A report over German web-site suggests that the next-generation graphics processors from ATI Technologies currently kept under wraps and due sometime in April or March will not sport Pixel Shaders 3.0 and Vertex Shaders 3.0 – features that many considered as the main innovation of this year’s graphics chips.

Apparently, the Markham, Ontario-based graphics company decided to concentrate on delivering ultimate performance in applications that rely on Pixel and Vertex Shader 2.0 and lower. The source believes it is possible to expect R420/R423 visual processing units to deliver doubled geometry performance over the previous high-end products from ATI Technologies.
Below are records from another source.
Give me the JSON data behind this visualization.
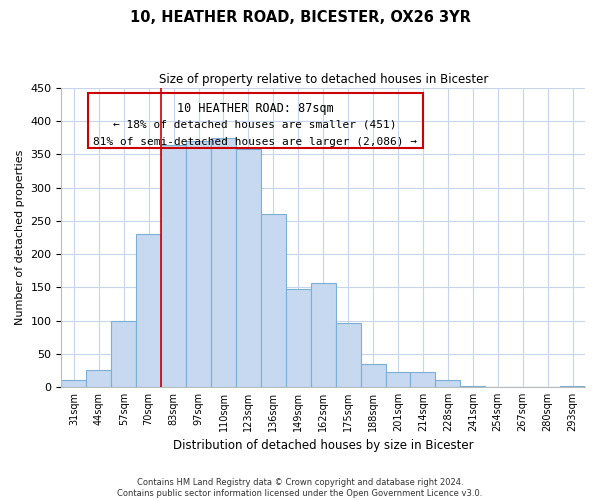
{
  "title": "10, HEATHER ROAD, BICESTER, OX26 3YR",
  "subtitle": "Size of property relative to detached houses in Bicester",
  "xlabel": "Distribution of detached houses by size in Bicester",
  "ylabel": "Number of detached properties",
  "footer_line1": "Contains HM Land Registry data © Crown copyright and database right 2024.",
  "footer_line2": "Contains public sector information licensed under the Open Government Licence v3.0.",
  "bar_labels": [
    "31sqm",
    "44sqm",
    "57sqm",
    "70sqm",
    "83sqm",
    "97sqm",
    "110sqm",
    "123sqm",
    "136sqm",
    "149sqm",
    "162sqm",
    "175sqm",
    "188sqm",
    "201sqm",
    "214sqm",
    "228sqm",
    "241sqm",
    "254sqm",
    "267sqm",
    "280sqm",
    "293sqm"
  ],
  "bar_values": [
    10,
    25,
    100,
    230,
    365,
    370,
    375,
    358,
    260,
    148,
    156,
    96,
    34,
    22,
    22,
    11,
    2,
    0,
    0,
    0,
    2
  ],
  "bar_color": "#c6d9f0",
  "bar_edge_color": "#7bafd4",
  "annotation_line1": "10 HEATHER ROAD: 87sqm",
  "annotation_line2": "← 18% of detached houses are smaller (451)",
  "annotation_line3": "81% of semi-detached houses are larger (2,086) →",
  "vline_bar_index": 4,
  "ylim": [
    0,
    450
  ],
  "yticks": [
    0,
    50,
    100,
    150,
    200,
    250,
    300,
    350,
    400,
    450
  ],
  "bg_color": "#ffffff",
  "grid_color": "#c8d4e8",
  "annotation_box_edge": "#cc0000",
  "vline_color": "#cc0000"
}
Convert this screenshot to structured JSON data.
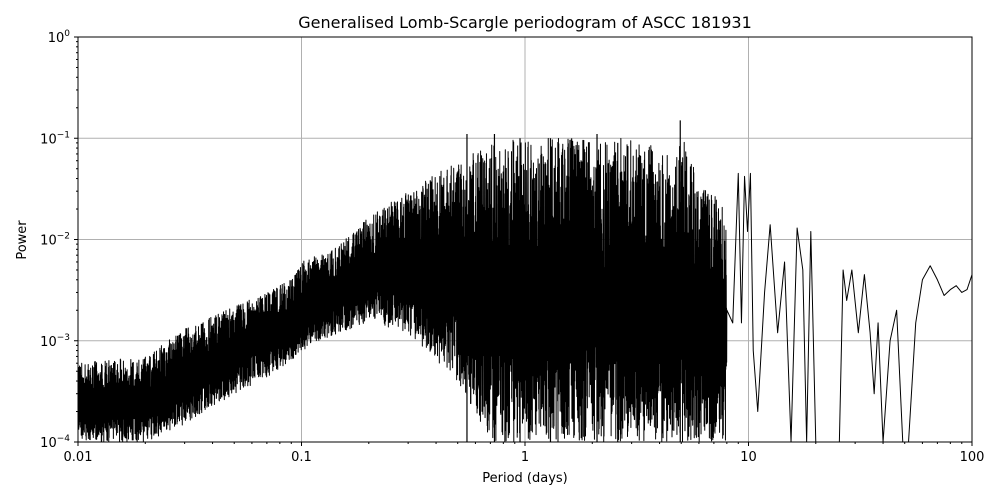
{
  "chart_data": {
    "type": "line",
    "title": "Generalised Lomb-Scargle periodogram of ASCC 181931",
    "xlabel": "Period (days)",
    "ylabel": "Power",
    "xscale": "log",
    "yscale": "log",
    "xlim": [
      0.01,
      100
    ],
    "ylim": [
      0.0001,
      1
    ],
    "grid": true,
    "line_color": "#000000",
    "x_ticks": [
      {
        "value": 0.01,
        "label": "0.01"
      },
      {
        "value": 0.1,
        "label": "0.1"
      },
      {
        "value": 1,
        "label": "1"
      },
      {
        "value": 10,
        "label": "10"
      },
      {
        "value": 100,
        "label": "100"
      }
    ],
    "y_ticks": [
      {
        "value": 0.0001,
        "base": "10",
        "exp": "−4"
      },
      {
        "value": 0.001,
        "base": "10",
        "exp": "−3"
      },
      {
        "value": 0.01,
        "base": "10",
        "exp": "−2"
      },
      {
        "value": 0.1,
        "base": "10",
        "exp": "−1"
      },
      {
        "value": 1,
        "base": "10",
        "exp": "0"
      }
    ],
    "series": [
      {
        "envelope": {
          "period": [
            0.01,
            0.02,
            0.03,
            0.05,
            0.08,
            0.1,
            0.15,
            0.2,
            0.3,
            0.5,
            0.7,
            1.0,
            1.5,
            2.0,
            3.0,
            4.0,
            5.0,
            6.0,
            8.0
          ],
          "upper": [
            0.0006,
            0.0007,
            0.0013,
            0.0022,
            0.0035,
            0.006,
            0.009,
            0.017,
            0.03,
            0.06,
            0.09,
            0.1,
            0.1,
            0.1,
            0.1,
            0.08,
            0.13,
            0.04,
            0.02
          ],
          "lower": [
            0.0001,
            0.0001,
            0.00015,
            0.0003,
            0.0005,
            0.0008,
            0.0012,
            0.0015,
            0.0012,
            0.0004,
            0.0001,
            0.0001,
            0.0001,
            0.0001,
            0.0001,
            0.0001,
            0.0001,
            0.0001,
            0.0001
          ]
        },
        "peaks": [
          {
            "period": 0.55,
            "power": 0.11
          },
          {
            "period": 0.73,
            "power": 0.11
          },
          {
            "period": 0.95,
            "power": 0.1
          },
          {
            "period": 1.3,
            "power": 0.1
          },
          {
            "period": 2.1,
            "power": 0.11
          },
          {
            "period": 2.6,
            "power": 0.09
          },
          {
            "period": 4.95,
            "power": 0.15
          }
        ],
        "resolved": {
          "period": [
            8.5,
            9.0,
            9.3,
            9.6,
            9.9,
            10.2,
            10.5,
            11.0,
            11.8,
            12.5,
            13.5,
            14.5,
            15.5,
            16.5,
            17.5,
            18.2,
            19.0,
            20.0,
            20.8,
            21.5,
            22.5,
            24.0,
            25.5,
            26.5,
            27.5,
            29.0,
            31.0,
            33.0,
            35.0,
            36.5,
            38.0,
            40.0,
            43.0,
            46.0,
            49.0,
            52.0,
            56.0,
            60.0,
            65.0,
            70.0,
            75.0,
            80.0,
            85.0,
            90.0,
            95.0,
            100.0
          ],
          "power": [
            0.0015,
            0.045,
            0.0015,
            0.042,
            0.012,
            0.045,
            0.0008,
            0.0002,
            0.003,
            0.014,
            0.0012,
            0.006,
            0.0001,
            0.013,
            0.005,
            0.0001,
            0.012,
            0.0001,
            0.0001,
            0.0001,
            0.0001,
            0.0001,
            0.0001,
            0.005,
            0.0025,
            0.005,
            0.0012,
            0.0045,
            0.0012,
            0.0003,
            0.0015,
            0.0001,
            0.001,
            0.002,
            0.0001,
            0.0001,
            0.0015,
            0.004,
            0.0055,
            0.004,
            0.0028,
            0.0032,
            0.0035,
            0.003,
            0.0032,
            0.0045
          ]
        }
      }
    ]
  }
}
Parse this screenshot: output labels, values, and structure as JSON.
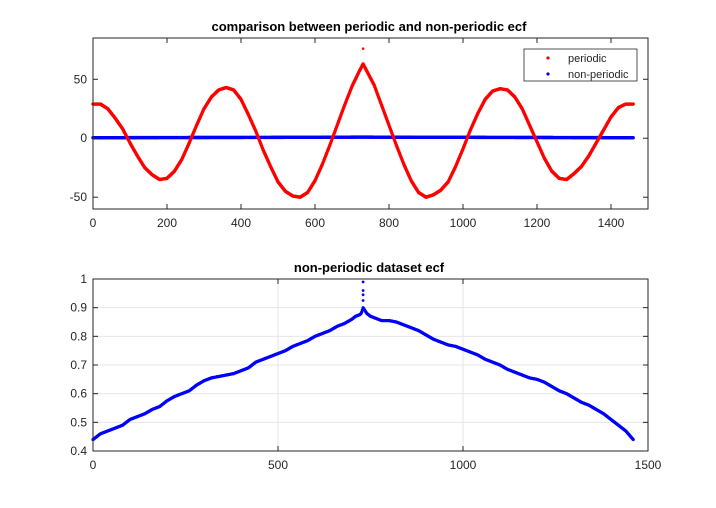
{
  "chart_data": [
    {
      "type": "scatter",
      "title": "comparison between periodic and non-periodic ecf",
      "xlabel": "",
      "ylabel": "",
      "xlim": [
        0,
        1500
      ],
      "ylim": [
        -60,
        85
      ],
      "xticks": [
        0,
        200,
        400,
        600,
        800,
        1000,
        1200,
        1400
      ],
      "yticks": [
        -50,
        0,
        50
      ],
      "grid": false,
      "legend_position": "top-right",
      "series": [
        {
          "name": "periodic",
          "color": "#ff0000",
          "x": [
            0,
            20,
            40,
            60,
            80,
            100,
            120,
            140,
            160,
            180,
            200,
            220,
            240,
            260,
            280,
            300,
            320,
            340,
            360,
            380,
            400,
            420,
            440,
            460,
            480,
            500,
            520,
            540,
            560,
            580,
            600,
            620,
            640,
            660,
            680,
            700,
            720,
            730,
            740,
            760,
            780,
            800,
            820,
            840,
            860,
            880,
            900,
            920,
            940,
            960,
            980,
            1000,
            1020,
            1040,
            1060,
            1080,
            1100,
            1120,
            1140,
            1160,
            1180,
            1200,
            1220,
            1240,
            1260,
            1280,
            1300,
            1320,
            1340,
            1360,
            1380,
            1400,
            1420,
            1440,
            1460
          ],
          "y": [
            29,
            29,
            25,
            17,
            8,
            -4,
            -15,
            -25,
            -31,
            -35,
            -34,
            -28,
            -18,
            -4,
            11,
            25,
            35,
            41,
            43,
            41,
            33,
            20,
            6,
            -10,
            -24,
            -37,
            -45,
            -49,
            -50,
            -46,
            -36,
            -22,
            -6,
            11,
            28,
            44,
            57,
            63,
            57,
            45,
            28,
            11,
            -6,
            -22,
            -36,
            -46,
            -50,
            -48,
            -44,
            -37,
            -24,
            -9,
            7,
            21,
            33,
            40,
            42,
            41,
            35,
            25,
            11,
            -3,
            -17,
            -28,
            -34,
            -35,
            -30,
            -24,
            -15,
            -4,
            7,
            18,
            26,
            29,
            29
          ],
          "outliers": [
            {
              "x": 730,
              "y": 76
            }
          ]
        },
        {
          "name": "non-periodic",
          "color": "#0000ff",
          "x": [
            0,
            200,
            400,
            600,
            730,
            800,
            1000,
            1200,
            1460
          ],
          "y": [
            0.45,
            0.59,
            0.68,
            0.79,
            0.99,
            0.86,
            0.76,
            0.65,
            0.44
          ]
        }
      ]
    },
    {
      "type": "scatter",
      "title": "non-periodic dataset ecf",
      "xlabel": "",
      "ylabel": "",
      "xlim": [
        0,
        1500
      ],
      "ylim": [
        0.4,
        1
      ],
      "xticks": [
        0,
        500,
        1000,
        1500
      ],
      "yticks": [
        0.4,
        0.5,
        0.6,
        0.7,
        0.8,
        0.9,
        1
      ],
      "grid": true,
      "series": [
        {
          "color": "#0000ff",
          "x": [
            0,
            20,
            40,
            60,
            80,
            100,
            120,
            140,
            160,
            180,
            200,
            220,
            240,
            260,
            280,
            300,
            320,
            340,
            360,
            380,
            400,
            420,
            440,
            460,
            480,
            500,
            520,
            540,
            560,
            580,
            600,
            620,
            640,
            660,
            680,
            700,
            710,
            720,
            725,
            730,
            735,
            740,
            750,
            760,
            780,
            800,
            820,
            840,
            860,
            880,
            900,
            920,
            940,
            960,
            980,
            1000,
            1020,
            1040,
            1060,
            1080,
            1100,
            1120,
            1140,
            1160,
            1180,
            1200,
            1220,
            1240,
            1260,
            1280,
            1300,
            1320,
            1340,
            1360,
            1380,
            1400,
            1420,
            1440,
            1460
          ],
          "y": [
            0.44,
            0.46,
            0.47,
            0.48,
            0.49,
            0.51,
            0.52,
            0.53,
            0.545,
            0.555,
            0.575,
            0.59,
            0.6,
            0.61,
            0.63,
            0.645,
            0.655,
            0.66,
            0.665,
            0.67,
            0.68,
            0.69,
            0.71,
            0.72,
            0.73,
            0.74,
            0.75,
            0.765,
            0.775,
            0.785,
            0.8,
            0.81,
            0.82,
            0.835,
            0.845,
            0.86,
            0.87,
            0.875,
            0.88,
            0.9,
            0.89,
            0.88,
            0.87,
            0.865,
            0.855,
            0.855,
            0.85,
            0.84,
            0.83,
            0.82,
            0.805,
            0.79,
            0.78,
            0.77,
            0.765,
            0.755,
            0.745,
            0.735,
            0.72,
            0.71,
            0.7,
            0.685,
            0.675,
            0.665,
            0.655,
            0.65,
            0.64,
            0.625,
            0.61,
            0.6,
            0.585,
            0.57,
            0.56,
            0.545,
            0.53,
            0.51,
            0.49,
            0.47,
            0.44
          ],
          "peak_points": [
            {
              "x": 730,
              "y": 0.96
            },
            {
              "x": 730,
              "y": 0.945
            },
            {
              "x": 730,
              "y": 0.925
            },
            {
              "x": 730,
              "y": 0.99
            }
          ]
        }
      ]
    }
  ]
}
Core-clock and architectural enhancements of the part are also projected to pump up the speed of the R420 heavily compared to the RADEON 9800-series offerings.

According to previously released information, the ATI code-named R420/R423 graphics processors will contain about 160 million of transistors and will be produced using low-k 0.13 micron technology at TSMC. The chips are projected to utilize the current R300 architecture, but with general improvements in performance. The upcoming VPUs’ 8 rendering pipelines with unknown number of TMUs as well as 6 vertex shader engines along with new FSAA and anisotropic filtering patterns are said to be the key drivers of the speed upwards.

While the RADEON 9800-series contains a number of improvements in Pixel Shaders functionality over the RADEON 9700 family, dubbed F-Buffer technology, and it is possible to expect ATI to add support for some innovative features among Pixel Shader and Vertex Shader processing into the R420 and its successors, it is pretty clear that those capabilities will hardly be widely utilized.

Historically graphics chip companies put in additional capabilities exceeding DirectX  specifications into their graphics processor not just in order to prolong the lifespan of the their products, but to implement a number of specific features not directly related to PC gaming.

ATI Technologies’ arch-rival NVIDIA’s upcoming NV40 GPU is projected to handle both Pixel and Vertex Shaders 3.0 functionality and also deliver significantly higher performance compared to the company’s current offerings.

It is not clear whether Microsoft supports Pixel Shaders 3.0 and Vertex Shaders 3.0 by its HLSL compiler or not, but their functionality have been enabled since the initial DirectX 9.0 release; in any case, NVIDIA is very likely to promote the new capabilities among game and professional applications developers. Unofficial sources suggest that a new version of Microsoft HLSL supporting Shaders 3.0 capabilities will be out around mid-year. Given that both NV50 and R500 processors are most likely to support Pixel Shaders 4.0 and Vertex Shaders 4.0 as well as all previous versions of DirectX shaders, support for innovative capabilities may really prolong the lifespan of NVIDIA’s next-generation NV40 graphics processing unit. However, there are no games announced that utilise Pixel Shaders 3.0 or Vertex Shaders 3.0 this year.

Officials from ATI Technologies did not comment on the report.